Oak species© Greg Bluffin

Île Anacapa : Plusieurs espèces de chênes endémiques des îles anglo-normandes de Californie et du Mexique ont été gravement menacées par le bétail non autochtone (par exemple, chèvres et porcs) et les plantes envahissantes tout au long du XXe siècle. Un groupe de partenaires a réussi à éliminer le bétail sauvage de plusieurs îles, permettant à des semis de s’établir pour la première fois depuis des décennies, et à éliminer les plantes envahissantes et planifier la gestion du régime de feu. Des centaines de plantules ont aujourd’hui été plantées, avec des taux de survie élevés. Photo © Greg Bluffin

Mesures de conservation et exploitation durable

De nombreuses espèces ont été sauvées de l’extinction ou ont vu leur statut s’améliorer, des espèces et des écosystèmes autochtones se sont rétablis et des habitats ont été restaurés et remaniés grâce à des mesures de conservation efficaces. Au cours des dernières décennies, nous avons assisté à un nombre impressionnant d’innovations scientifiques et d’avancées technologiques, notamment dans les domaines de la génétique, de la télédétection, de la cartographie SIG, du piégeage photographique, du suivi par satellite, de l’acoustique, des analyses statistiques et de la modélisation, qui améliorent notre capacité à suivre et à conserver les espèces sauvages et leurs habitats.

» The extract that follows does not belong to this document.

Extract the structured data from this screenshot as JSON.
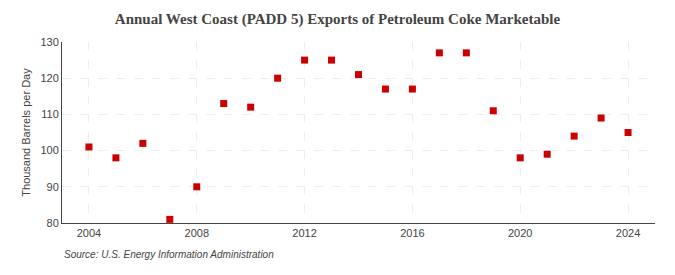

L’expérience a clairement montré que la lutte contre les menaces et les facteurs de déclin des espèces à un stade précoce, dans le but de conserver les populationsrestantes, les habitats intacts et leur connectivité, est beaucoup plus efficace et rentable que de tenter de restaurer les habitats et de réintroduire les espèces à un stade plus avancé, soulignant l’importance de l’opportunité des interventions de conservation.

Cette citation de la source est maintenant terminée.